The fate of a mooted multimillion-dollar technology park in Queenstown with up to 700 IT jobs — and potentially “thousands” more across New Zealand — hang in the balance after last month’s budget.
New Zealand-born US businessman Jason Neal says he is still pressing ahead with his plans for his former home town, but believes New Zealand’s “non-competitive” tax policy is hindering his efforts.
Neal, who runs software company GHS Global in San Francisco, wrote to Finance Minister Michael Cullen proposing an interim 15% corporate tax rate for new businesses to last between three and five years. He awaits a reply and is “disappointed” the idea was not taken up. At present, he says, New Zealand’s tax rate is “too high to compete with other countries”. Singapore and Ireland, for example, have rates as low as 10%, while Australia has just reduced its corporate tax rate to 30%.
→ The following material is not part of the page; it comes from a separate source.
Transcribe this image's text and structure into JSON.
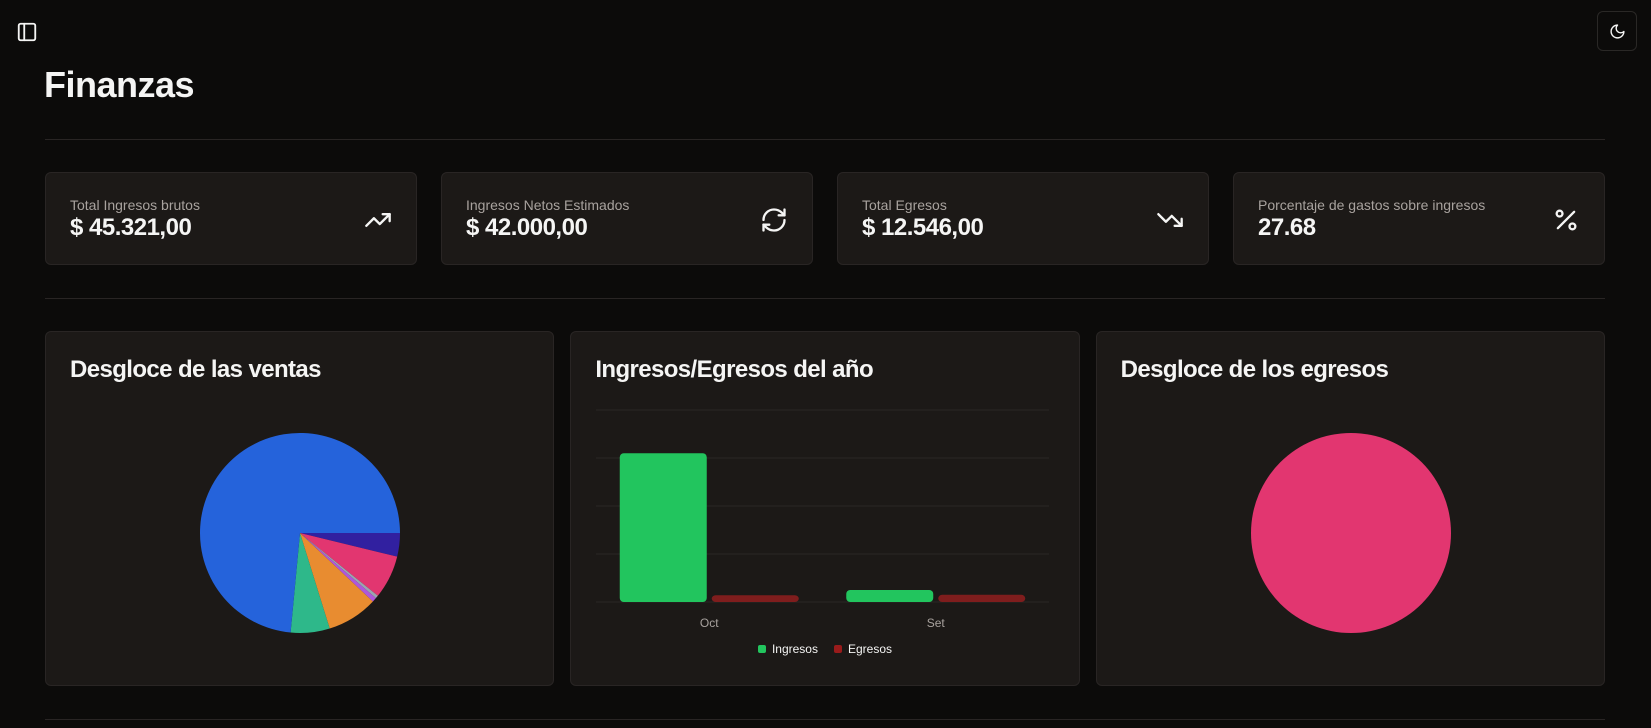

Neal says he proposed measures that would ensure firms kept their investment in New Zealand once the interim period expired. “It’s sort of taking what Ireland has done … it would attract investment into New Zealand,” he says.
He is critical of the $100 million Venture Capital Fund announced in the Budget, saying on the one hand it is a risky use of taxpayer dollars, but also that it is too small a sum. It focuses on the R&D phase rather than bringing new products to market, he says, and firms are wary of any government involvement.
“There’s no incentive for the larger investors here. Overall I just think New Zealand is not doing enough to help itself,” he says.
Neal’s call for lower company taxes is backed by ITANZ chief executive Jim O’Neill and other business leaders.
“We must be wary of the gulf that exists in the corporate tax world between Australia and New Zealand,” O’Neill says. “We are still somewhat anxious that we are not using the tax system to our advantage and to direct business investment to New Zealand,” O’Neill says.
“In promoting local and foreign investment, nothing in the budget addresses this,” says Employers and Manufacturers Association CEO Alasdair Thompson.